Of the few dozen students who showed up on both sides of the issue, about ten spoke. Both sides distributed literature and had signs.
The chair of the Student Life Committee, Matt Robinson, took responsibility for the short amount of time that the Senate had to consider the proposal before debating it. One can only wonder how much time the Trustees will have to consider it next and what they will be told about what the program is really about.
Some other highlights:
One professor argued that social justice and diversity are already present in the faculty handbook and the strategic plan for the university, so why not include them in ResLife programming? He noted that the problem was not the content of the programming but, as RAs and other students told him, how the issues were dealt with. He argued that with proper training of staff, the program could be all right. Another professor argued that the school has a duty to produce graduates who “embrace and celebrate diversity” because doing so would prepare students for a diverse workplace; he invoked the metaphor of a shrinking world. A couple others said that the faculty should teach environmental sustainability because the president says so (he recently signed up the university for two sustainability commitments).

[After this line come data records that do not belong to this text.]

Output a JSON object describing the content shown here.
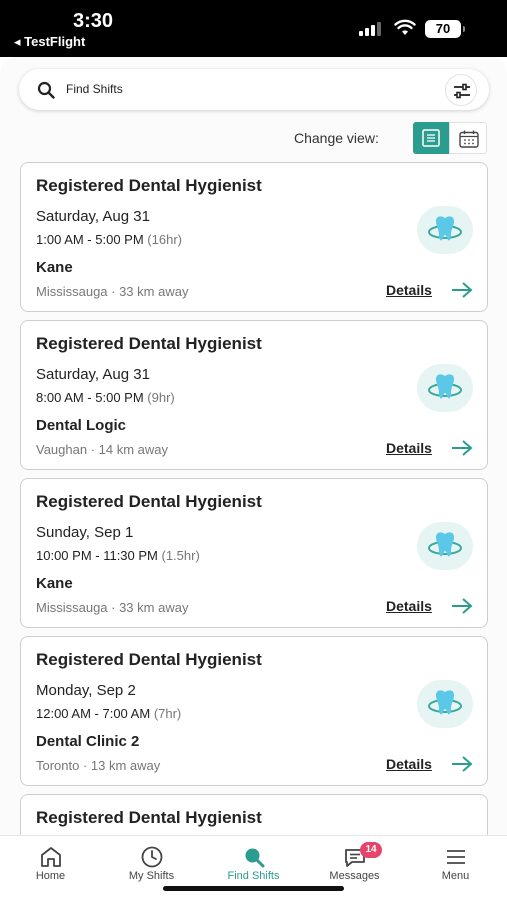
{
  "status_bar": {
    "time": "3:30",
    "back_app": "◂ TestFlight",
    "battery": "70"
  },
  "search": {
    "placeholder": "Find Shifts",
    "icon": "search-icon",
    "filter_icon": "sliders-icon"
  },
  "view_toggle": {
    "label": "Change view:",
    "options": [
      "list-view-icon",
      "calendar-view-icon"
    ],
    "selected": "list"
  },
  "shifts": [
    {
      "title": "Registered Dental Hygienist",
      "date": "Saturday, Aug 31",
      "time": "1:00 AM - 5:00 PM",
      "duration": "(16hr)",
      "clinic": "Kane",
      "location": "Mississauga · 33 km away",
      "details_label": "Details",
      "logo": "tooth-logo-icon"
    },
    {
      "title": "Registered Dental Hygienist",
      "date": "Saturday, Aug 31",
      "time": "8:00 AM - 5:00 PM",
      "duration": "(9hr)",
      "clinic": "Dental Logic",
      "location": "Vaughan · 14 km away",
      "details_label": "Details",
      "logo": "tooth-logo-icon"
    },
    {
      "title": "Registered Dental Hygienist",
      "date": "Sunday, Sep 1",
      "time": "10:00 PM - 11:30 PM",
      "duration": "(1.5hr)",
      "clinic": "Kane",
      "location": "Mississauga · 33 km away",
      "details_label": "Details",
      "logo": "tooth-logo-icon"
    },
    {
      "title": "Registered Dental Hygienist",
      "date": "Monday, Sep 2",
      "time": "12:00 AM - 7:00 AM",
      "duration": "(7hr)",
      "clinic": "Dental Clinic 2",
      "location": "Toronto · 13 km away",
      "details_label": "Details",
      "logo": "tooth-logo-icon"
    },
    {
      "title": "Registered Dental Hygienist"
    }
  ],
  "tabs": [
    {
      "label": "Home",
      "icon": "home-icon"
    },
    {
      "label": "My Shifts",
      "icon": "clock-icon"
    },
    {
      "label": "Find Shifts",
      "icon": "search-icon",
      "active": true
    },
    {
      "label": "Messages",
      "icon": "chat-icon",
      "badge": "14"
    },
    {
      "label": "Menu",
      "icon": "menu-icon"
    }
  ],
  "colors": {
    "accent": "#2a9d8f",
    "badge": "#e8436a",
    "logo_bg": "#e6f5f3"
  }
}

Incoming Faculty Senate chair Amy Johnson used her two speaking opportunities to yield her time to two students who were strongly in favor of the proposal. There was no reason to do so in that the students would have their own chance to speak. I saw this and a few choices by others as evidence that senior administrators had politicked strongly to ensure that as many faculty as possible would fall in line.
Several professors noted that there is still no real definition of environmental sustainability in the document, which should not be taken to mean that the word can be filled in with whatever agenda ResLife chooses. We shall see.
Another faculty member stated that the faculty should be the ones to teach formal concepts. Another wondered why the university needs administrative staff to facilitate educational programs. Many students emphasized the role of student organizations in facilitating discussions of the proposed topics, with some saying that ResLife’s proposal was an unnecessary duplication of efforts and others saying that it would be a supplement to students’ efforts.
A former RA complained that he was not brought back as an RA the following year because he had failed to meet requirements such as minimum attendance of students. He emphasized that RA performance should not be measured by student participation, in order to reduce pressure on residents to participate. Gilbert replied that no such review of RA performance would be permitted.
My concluding two cents: it is a shame that ResLife erred so badly that the only way to handle the program is now to keep the office on a short leash. ResLife has provided no evidence that it can be trusted, and with so much programming that looks like last year’s programming, I can understand why many students and faculty remain unconvinced. We should not forget that when pressed last year, ResLife said all the programming was optional even after it told students the programming was mandatory.